Recently, I read Nathaniel Philbrick’s panegyric to Melville’s novel, Why Read Moby Dick. It is not surprising that Philbrick would feel the need to publish such a work, but why is it needed? Has anyone written “Why Read Ulysses?” or why read, fill in the blank of any classic you choose? Yet, in this case, it does seem warranted. Perhaps it is the circumstances of Melville’s life as a writer, his difficulties and insecurities, the lack of critical acclaim for a work into which he poured everything and for which he expected nothing but praise. I remember coming away with a horror of the butchery of whaling, faithfully recounted in every particular by the author; an appreciation of Melville’s knowledge of the sea and the seafaring life; and a respect for his vision of humanity, but also feeling by the end that I too had been a long time at sea and happy to return. Philbrick claims that he has read the book aloud many times, recommending that method of accessing Melville’s prose, so I decided to try an audio version for my long commutes to and from work. After 6 weeks, I ran out of renewals and had reached Chapter 66, “The Shark Massacre,” just a little over half-way home. The truth is, I was not sorry to surrender the packet of 19 CDs and pick up something different to enliven my driving time. For one thing, I was not a fan of the narrator. His voice detracted from the prose and distracted my listening ear. But, I now feel somewhat dissatisfied and disinclined to stop. We had just reached the rather horrendous, yet horribly compelling chapters where the first whale is captured and killed. The grim “cutting in” where the whale is rendered on the deck of the ship was Melville showing the civilized world just how they got the oil to light their lamps. It’s rather like Michael Pollan describing for us where our plastic wrapped chicken parts come from.

For profundity, as promised above, the chapter entitled “The Line” cannot be beat. Here Melville describes in great detail how the line that connects boat to harpoon and ultimately to the whale is brought forward from its tub at the rear of the boat to the bow and back again so that each oarsman is looped by a line that can at any moment be stretched taut by the might of a 3 ton leviathan.

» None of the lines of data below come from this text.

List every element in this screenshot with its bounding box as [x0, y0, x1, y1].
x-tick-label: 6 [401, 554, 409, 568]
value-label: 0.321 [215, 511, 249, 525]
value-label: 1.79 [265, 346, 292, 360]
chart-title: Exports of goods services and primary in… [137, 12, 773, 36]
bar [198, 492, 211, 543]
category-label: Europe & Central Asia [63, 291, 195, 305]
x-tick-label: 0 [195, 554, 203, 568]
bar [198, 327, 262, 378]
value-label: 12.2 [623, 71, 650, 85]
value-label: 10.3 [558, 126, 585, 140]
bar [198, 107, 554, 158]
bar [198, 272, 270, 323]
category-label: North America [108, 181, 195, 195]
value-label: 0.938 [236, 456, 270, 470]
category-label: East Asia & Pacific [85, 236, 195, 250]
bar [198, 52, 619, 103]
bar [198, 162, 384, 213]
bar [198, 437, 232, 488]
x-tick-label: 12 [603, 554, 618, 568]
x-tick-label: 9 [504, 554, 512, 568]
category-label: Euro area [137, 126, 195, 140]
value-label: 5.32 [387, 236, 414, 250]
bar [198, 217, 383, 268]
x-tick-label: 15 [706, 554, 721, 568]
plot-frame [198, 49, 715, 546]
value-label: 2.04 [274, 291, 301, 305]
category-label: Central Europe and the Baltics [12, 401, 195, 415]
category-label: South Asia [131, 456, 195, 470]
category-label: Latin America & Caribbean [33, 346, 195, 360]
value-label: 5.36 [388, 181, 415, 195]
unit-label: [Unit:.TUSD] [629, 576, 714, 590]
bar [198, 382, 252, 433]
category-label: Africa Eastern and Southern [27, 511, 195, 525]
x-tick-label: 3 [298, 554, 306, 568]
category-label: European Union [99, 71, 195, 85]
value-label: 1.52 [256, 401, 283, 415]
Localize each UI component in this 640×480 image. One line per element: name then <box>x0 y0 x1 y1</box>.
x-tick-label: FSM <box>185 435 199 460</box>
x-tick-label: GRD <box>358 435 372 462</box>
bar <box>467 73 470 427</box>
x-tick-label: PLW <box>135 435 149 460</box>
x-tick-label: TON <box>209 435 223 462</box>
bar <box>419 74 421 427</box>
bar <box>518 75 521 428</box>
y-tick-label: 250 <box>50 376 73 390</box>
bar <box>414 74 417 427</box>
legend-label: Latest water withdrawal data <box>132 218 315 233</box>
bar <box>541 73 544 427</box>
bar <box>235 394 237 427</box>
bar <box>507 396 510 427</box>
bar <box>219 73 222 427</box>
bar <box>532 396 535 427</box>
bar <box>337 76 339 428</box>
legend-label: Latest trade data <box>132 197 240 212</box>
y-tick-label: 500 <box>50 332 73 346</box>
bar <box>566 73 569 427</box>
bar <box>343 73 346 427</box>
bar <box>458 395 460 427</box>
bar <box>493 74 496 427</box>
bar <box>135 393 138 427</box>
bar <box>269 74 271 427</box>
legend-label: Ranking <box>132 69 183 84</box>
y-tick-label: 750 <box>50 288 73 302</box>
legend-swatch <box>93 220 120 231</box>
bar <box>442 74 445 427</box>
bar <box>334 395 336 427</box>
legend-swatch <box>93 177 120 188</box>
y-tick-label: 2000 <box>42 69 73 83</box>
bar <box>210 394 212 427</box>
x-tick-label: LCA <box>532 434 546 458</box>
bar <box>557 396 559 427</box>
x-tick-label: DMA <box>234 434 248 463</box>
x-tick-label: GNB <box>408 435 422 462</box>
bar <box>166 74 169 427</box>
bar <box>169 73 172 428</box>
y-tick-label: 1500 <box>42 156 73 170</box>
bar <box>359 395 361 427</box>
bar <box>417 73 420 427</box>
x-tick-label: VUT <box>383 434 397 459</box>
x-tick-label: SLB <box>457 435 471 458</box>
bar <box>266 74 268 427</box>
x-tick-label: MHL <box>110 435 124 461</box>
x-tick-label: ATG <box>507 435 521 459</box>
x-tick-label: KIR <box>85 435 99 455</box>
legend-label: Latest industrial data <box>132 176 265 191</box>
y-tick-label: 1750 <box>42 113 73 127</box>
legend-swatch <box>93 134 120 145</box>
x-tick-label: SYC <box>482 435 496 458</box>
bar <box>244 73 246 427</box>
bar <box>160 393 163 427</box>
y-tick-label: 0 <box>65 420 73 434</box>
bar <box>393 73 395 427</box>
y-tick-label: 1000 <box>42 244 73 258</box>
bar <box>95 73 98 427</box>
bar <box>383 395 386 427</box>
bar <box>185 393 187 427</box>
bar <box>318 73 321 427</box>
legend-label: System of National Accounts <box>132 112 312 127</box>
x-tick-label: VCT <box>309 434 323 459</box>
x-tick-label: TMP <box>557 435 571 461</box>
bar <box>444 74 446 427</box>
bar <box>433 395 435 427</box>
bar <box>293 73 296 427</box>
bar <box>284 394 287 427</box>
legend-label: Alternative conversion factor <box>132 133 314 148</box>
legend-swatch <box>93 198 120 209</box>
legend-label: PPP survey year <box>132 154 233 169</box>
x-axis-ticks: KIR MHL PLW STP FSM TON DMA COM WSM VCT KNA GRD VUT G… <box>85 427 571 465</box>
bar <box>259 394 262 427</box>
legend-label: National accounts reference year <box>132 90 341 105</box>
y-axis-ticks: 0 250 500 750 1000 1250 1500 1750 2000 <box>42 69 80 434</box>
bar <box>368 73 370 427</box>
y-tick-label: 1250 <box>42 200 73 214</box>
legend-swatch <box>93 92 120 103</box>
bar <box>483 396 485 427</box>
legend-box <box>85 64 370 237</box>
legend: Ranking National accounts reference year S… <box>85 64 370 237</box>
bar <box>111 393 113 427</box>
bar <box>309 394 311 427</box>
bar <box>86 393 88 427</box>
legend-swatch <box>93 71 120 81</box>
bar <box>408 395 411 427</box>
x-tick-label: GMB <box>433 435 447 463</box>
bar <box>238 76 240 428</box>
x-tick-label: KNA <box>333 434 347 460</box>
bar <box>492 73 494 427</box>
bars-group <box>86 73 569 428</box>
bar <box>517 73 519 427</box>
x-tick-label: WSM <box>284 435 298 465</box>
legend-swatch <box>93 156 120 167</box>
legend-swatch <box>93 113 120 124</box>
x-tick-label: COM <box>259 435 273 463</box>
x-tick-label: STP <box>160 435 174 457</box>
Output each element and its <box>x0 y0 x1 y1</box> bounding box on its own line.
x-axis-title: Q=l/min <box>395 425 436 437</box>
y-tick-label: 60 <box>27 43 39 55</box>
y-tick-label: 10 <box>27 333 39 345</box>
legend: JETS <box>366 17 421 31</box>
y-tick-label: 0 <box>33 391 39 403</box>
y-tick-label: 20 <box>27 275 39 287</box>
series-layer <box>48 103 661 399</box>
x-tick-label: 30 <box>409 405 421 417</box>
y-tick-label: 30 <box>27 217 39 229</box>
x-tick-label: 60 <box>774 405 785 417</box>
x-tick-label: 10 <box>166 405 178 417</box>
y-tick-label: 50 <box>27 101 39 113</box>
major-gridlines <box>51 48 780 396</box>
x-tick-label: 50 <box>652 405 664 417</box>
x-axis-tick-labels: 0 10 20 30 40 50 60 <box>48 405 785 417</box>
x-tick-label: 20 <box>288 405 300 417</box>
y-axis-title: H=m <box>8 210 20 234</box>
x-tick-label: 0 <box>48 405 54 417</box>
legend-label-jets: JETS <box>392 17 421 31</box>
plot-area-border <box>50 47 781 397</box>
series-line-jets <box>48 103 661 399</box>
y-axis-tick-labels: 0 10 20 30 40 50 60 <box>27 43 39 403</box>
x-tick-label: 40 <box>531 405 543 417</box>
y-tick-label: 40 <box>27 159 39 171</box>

the whale-line folds the whole boat in its complicated coils, twisting and writhing around it in almost every direction. All the
oarsmen are involved in its perilous contortions; so that to the timid eye of the landsman, they seem as Indian jugglers, with the deadliest
snakes sportively festooning their limbs…..the six men composing the crew pull into the jaws of death, with a halter around every neck, as you may say

This passage wonderfully sets up the soon-to-come episode when a whale is struck, the line whizzing out like taut lightning and the boat bucketing behind the surging beast through a foaming sea. But before that, Melville adds a philosophical note:

But why say more? All men live enveloped in whale-lines. All are born with halters round their
necks; but it is only when caught in the swift, sudden turn of death, that mortals realize the silent, subtle, ever-present perils of life.

And why read Moby Dick? That is why.